Revisões históricas, como também se sabe, têm corrigido injustiças, pequenas ou monumentais. Via de regra, essas revisões se dão, infelizmente, quando o injustiçado já morreu. Felizes, portanto, aqueles que, ainda em vida, veem os erros interpretativos de que foram vítimas ser reparados.
Esses comentários sobre injustiças históricas vêm a propósito do irretocável artigo da respeitada jornalista Dora Kramer ("Autocombustão"), publicado pela revista Veja na edição nº 2.660 (pág. 114), de 13/11/2019, onde, com a habitual maestria, examina o papel que tiveram, na cena política nacional, os presidentes que tivemos no período pós ditadura militar, inclusive o atual, pontuando - de forma sucinta, devido ao pequeno espaço do citado artigo - quem mais desagregou e, portanto, quem mais contribuiu (ou, vá lá, tem contribuído) para a cizânia institucional do país.
Ao se referir ao ex-presidente Sarney, a articulista diz o seguinte: "(...) assumiu no susto a Presidência e levou a transição de maneira incrivelmente bem negociada com uma Assembleia Constituinte na rua e um regime militar ainda nos calcanhares". No parágrafo seguinte, afirma ter sido o ex-presidente Fernando Collor, a quem chama de "confrontador", uma espécie de "contraponto à conciliação de Sarney, vista à época como malsã condescendência ao sistema de privilégios".
Às vésperas de completar noventa anos de idade, e ainda com lucidez e prestígio pessoal suficientes para ser ouvido em qualquer discussão relevante, o ex-presidente José Sarney deve ter lido tal crônica com o mesmo prazer sentido por aqueles a quem o destino dá a sorte grande de ver corrigidas, ainda em vida, certas injustiças que, em seu desfavor, foram cometidas.
Diga-se, em acréscimo, que, além desse insuspeito artigo de Dora Kramer, têm-se observado, aqui e ali, comentários não menos revisionistas, de gente igualmente séria, sobre a postura de Sarney ao longo do tempo em que presidiu o país. Os recentes testemunhos dados em relação ao que fez, sem alarde ou fanfarrices, em prol das obras de caridade tocadas pela freira baiana Irmã Dulce, há pouco canonizada, são, por exemplo, uma prova disso. Até o meu dileto amigo Francimar Moreira, que tantas vezes já torceu o nariz para o ex-presidente, e que não faz segredo que dele diverge frontalmente, tirou do anonimato, em um de seus últimos contos aqui publicados, por sinal de beleza extraordinária, um episódio real, envolvendo, inclusive, parentes seus, em que se vê Sarney, sem retoques, em situação de inquestionável grandeza moral.

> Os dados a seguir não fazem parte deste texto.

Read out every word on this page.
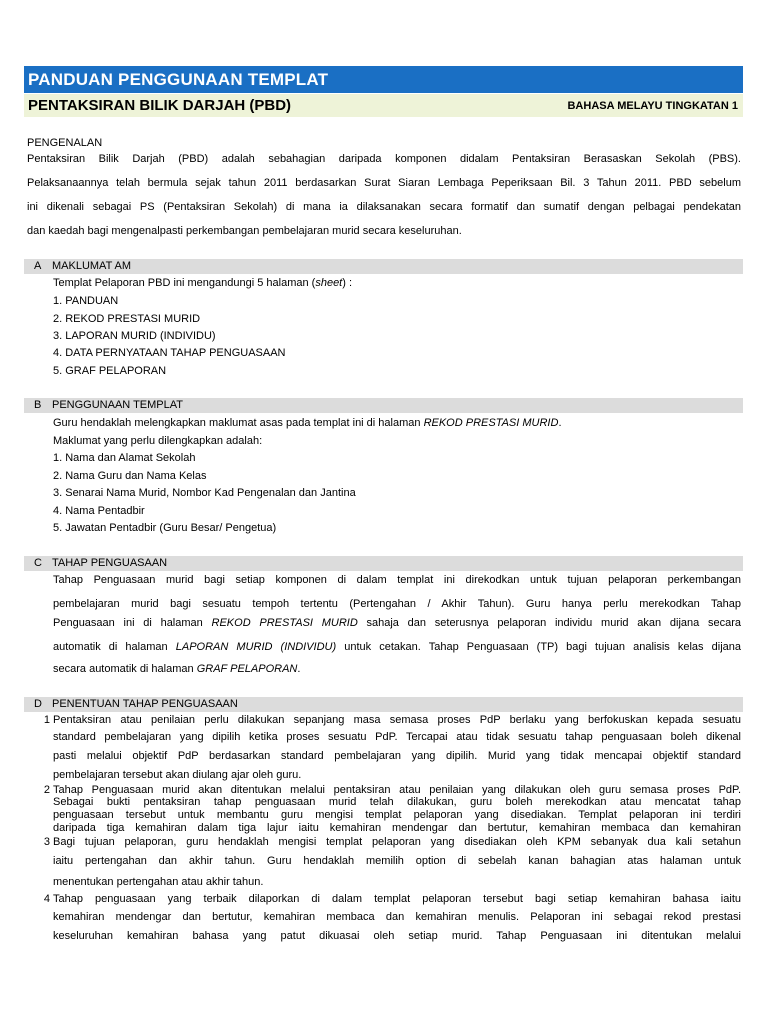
PANDUAN PENGGUNAAN TEMPLAT
PENTAKSIRAN BILIK DARJAH (PBD)	BAHASA MELAYU TINGKATAN 1
PENGENALAN
Pentaksiran Bilik Darjah (PBD) adalah sebahagian daripada komponen didalam Pentaksiran Berasaskan Sekolah (PBS).
Pelaksanaannya telah bermula sejak tahun 2011 berdasarkan Surat Siaran Lembaga Peperiksaan Bil. 3 Tahun 2011. PBD sebelum
ini dikenali sebagai PS (Pentaksiran Sekolah) di mana ia dilaksanakan secara formatif dan sumatif dengan pelbagai pendekatan
dan kaedah bagi mengenalpasti perkembangan pembelajaran murid secara keseluruhan.
A MAKLUMAT AM
Templat Pelaporan PBD ini mengandungi 5 halaman (sheet) :
1. PANDUAN
2. REKOD PRESTASI MURID
3. LAPORAN MURID (INDIVIDU)
4. DATA PERNYATAAN TAHAP PENGUASAAN
5. GRAF PELAPORAN
B PENGGUNAAN TEMPLAT
Guru hendaklah melengkapkan maklumat asas pada templat ini di halaman REKOD PRESTASI MURID.
Maklumat yang perlu dilengkapkan adalah:
1. Nama dan Alamat Sekolah
2. Nama Guru dan Nama Kelas
3. Senarai Nama Murid, Nombor Kad Pengenalan dan Jantina
4. Nama Pentadbir
5. Jawatan Pentadbir (Guru Besar/ Pengetua)
C TAHAP PENGUASAAN
Tahap Penguasaan murid bagi setiap komponen di dalam templat ini direkodkan untuk tujuan pelaporan perkembangan
pembelajaran murid bagi sesuatu tempoh tertentu (Pertengahan / Akhir Tahun). Guru hanya perlu merekodkan Tahap
Penguasaan ini di halaman REKOD PRESTASI MURID sahaja dan seterusnya pelaporan individu murid akan dijana secara
automatik di halaman LAPORAN MURID (INDIVIDU) untuk cetakan. Tahap Penguasaan (TP) bagi tujuan analisis kelas dijana
secara automatik di halaman GRAF PELAPORAN.
D PENENTUAN TAHAP PENGUASAAN
1 Pentaksiran atau penilaian perlu dilakukan sepanjang masa semasa proses PdP berlaku yang berfokuskan kepada sesuatu
standard pembelajaran yang dipilih ketika proses sesuatu PdP. Tercapai atau tidak sesuatu tahap penguasaan boleh dikenal
pasti melalui objektif PdP berdasarkan standard pembelajaran yang dipilih. Murid yang tidak mencapai objektif standard
pembelajaran tersebut akan diulang ajar oleh guru.
2 Tahap Penguasaan murid akan ditentukan melalui pentaksiran atau penilaian yang dilakukan oleh guru semasa proses PdP.
Sebagai bukti pentaksiran tahap penguasaan murid telah dilakukan, guru boleh merekodkan atau mencatat tahap
penguasaan tersebut untuk membantu guru mengisi templat pelaporan yang disediakan. Templat pelaporan ini terdiri
daripada tiga kemahiran dalam tiga lajur iaitu kemahiran mendengar dan bertutur, kemahiran membaca dan kemahiran
3 Bagi tujuan pelaporan, guru hendaklah mengisi templat pelaporan yang disediakan oleh KPM sebanyak dua kali setahun
iaitu pertengahan dan akhir tahun. Guru hendaklah memilih option di sebelah kanan bahagian atas halaman untuk
menentukan pertengahan atau akhir tahun.
4 Tahap penguasaan yang terbaik dilaporkan di dalam templat pelaporan tersebut bagi setiap kemahiran bahasa iaitu
kemahiran mendengar dan bertutur, kemahiran membaca dan kemahiran menulis. Pelaporan ini sebagai rekod prestasi
keseluruhan kemahiran bahasa yang patut dikuasai oleh setiap murid. Tahap Penguasaan ini ditentukan melalui
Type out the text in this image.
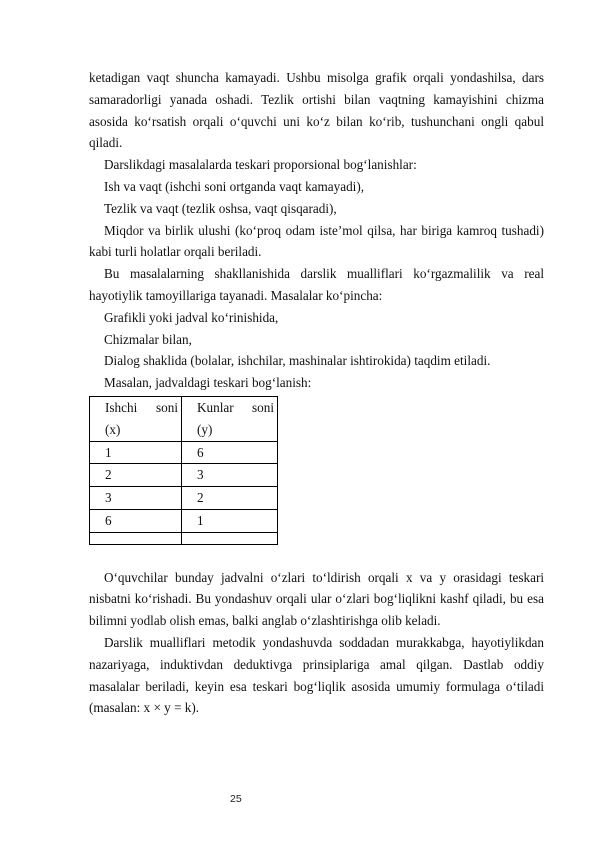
ketadigan vaqt shuncha kamayadi. Ushbu misolga grafik orqali yondashilsa, dars samaradorligi yanada oshadi. Tezlik ortishi bilan vaqtning kamayishini chizma asosida ko‘rsatish orqali o‘quvchi uni ko‘z bilan ko‘rib, tushunchani ongli qabul qiladi.

Darslikdagi masalalarda teskari proporsional bog‘lanishlar:

Ish va vaqt (ishchi soni ortganda vaqt kamayadi),

Tezlik va vaqt (tezlik oshsa, vaqt qisqaradi),

Miqdor va birlik ulushi (ko‘proq odam iste’mol qilsa, har biriga kamroq tushadi) kabi turli holatlar orqali beriladi.

Bu masalalarning shakllanishida darslik mualliflari ko‘rgazmalilik va real hayotiylik tamoyillariga tayanadi. Masalalar ko‘pincha:

Grafikli yoki jadval ko‘rinishida,

Chizmalar bilan,

Dialog shaklida (bolalar, ishchilar, mashinalar ishtirokida) taqdim etiladi.

Masalan, jadvaldagi teskari bog‘lanish:

Ishchi soni (x)	Kunlar soni (y)
1	6
2	3
3	2
6	1

O‘quvchilar bunday jadvalni o‘zlari to‘ldirish orqali x va y orasidagi teskari nisbatni ko‘rishadi. Bu yondashuv orqali ular o‘zlari bog‘liqlikni kashf qiladi, bu esa bilimni yodlab olish emas, balki anglab o‘zlashtirishga olib keladi.

Darslik mualliflari metodik yondashuvda soddadan murakkabga, hayotiylikdan nazariyaga, induktivdan deduktivga prinsiplariga amal qilgan. Dastlab oddiy masalalar beriladi, keyin esa teskari bog‘liqlik asosida umumiy formulaga o‘tiladi (masalan: x × y = k).

25
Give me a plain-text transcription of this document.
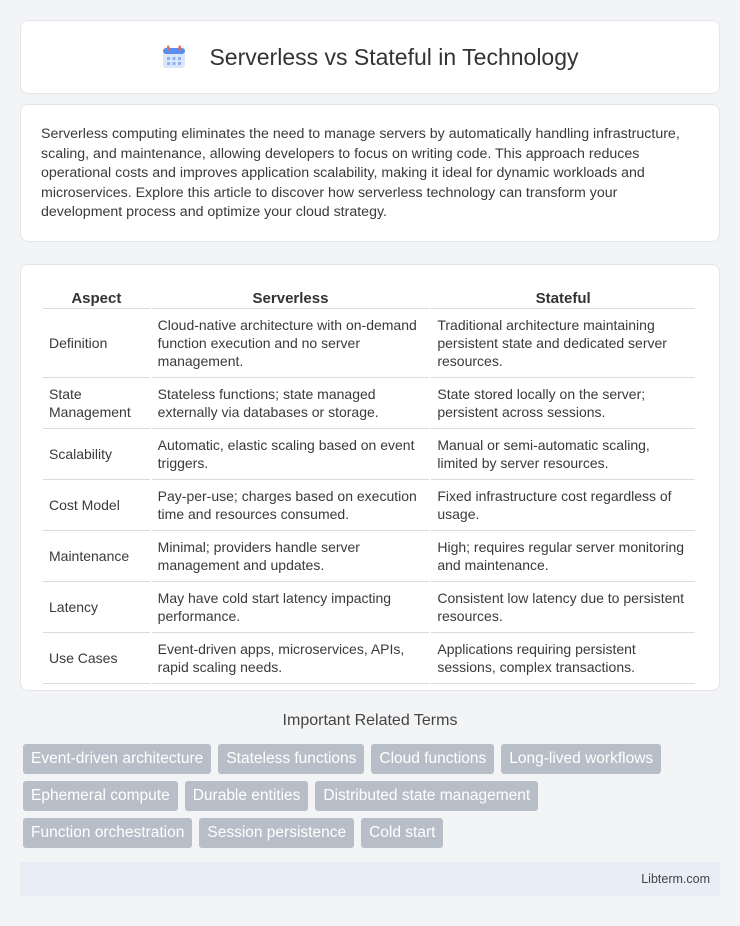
Serverless vs Stateful in Technology

Serverless computing eliminates the need to manage servers by automatically handling infrastructure, scaling, and maintenance, allowing developers to focus on writing code. This approach reduces operational costs and improves application scalability, making it ideal for dynamic workloads and microservices. Explore this article to discover how serverless technology can transform your development process and optimize your cloud strategy.

Aspect	Serverless	Stateful
Definition	Cloud-native architecture with on-demand function execution and no server management.	Traditional architecture maintaining persistent state and dedicated server resources.
State Management	Stateless functions; state managed externally via databases or storage.	State stored locally on the server; persistent across sessions.
Scalability	Automatic, elastic scaling based on event triggers.	Manual or semi-automatic scaling, limited by server resources.
Cost Model	Pay-per-use; charges based on execution time and resources consumed.	Fixed infrastructure cost regardless of usage.
Maintenance	Minimal; providers handle server management and updates.	High; requires regular server monitoring and maintenance.
Latency	May have cold start latency impacting performance.	Consistent low latency due to persistent resources.
Use Cases	Event-driven apps, microservices, APIs, rapid scaling needs.	Applications requiring persistent sessions, complex transactions.
Important Related Terms
Event-driven architecture	Stateless functions	Cloud functions	Long-lived workflows
Ephemeral compute	Durable entities	Distributed state management
Function orchestration	Session persistence	Cold start
Libterm.com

Concluo esta, como sempre, singela e despretensiosa crônica dizendo, a quem interessar possa, que, por razões de mero posicionamento ideológico, jamais fui eleitor de Sarney, ou de seus filhos, mas que não ignoro o fato de que, não fosse o ambiente de apaziguamento, de diálogo, de tolerância, de perfeita convivência entre os Poderes da República e de plena liberdade vivenciado pelo país durante o seu governo, não teriam sido gestadas as condições de pluralidade e de amadurecimento político que proporcionaram as conquistas alcançadas pelos governos que vieram em seguida; ou seja, que, sem as bases alavancadas por ele, o Brasil certamente estaria pior do que está hoje. Um bom fim de semana a todos.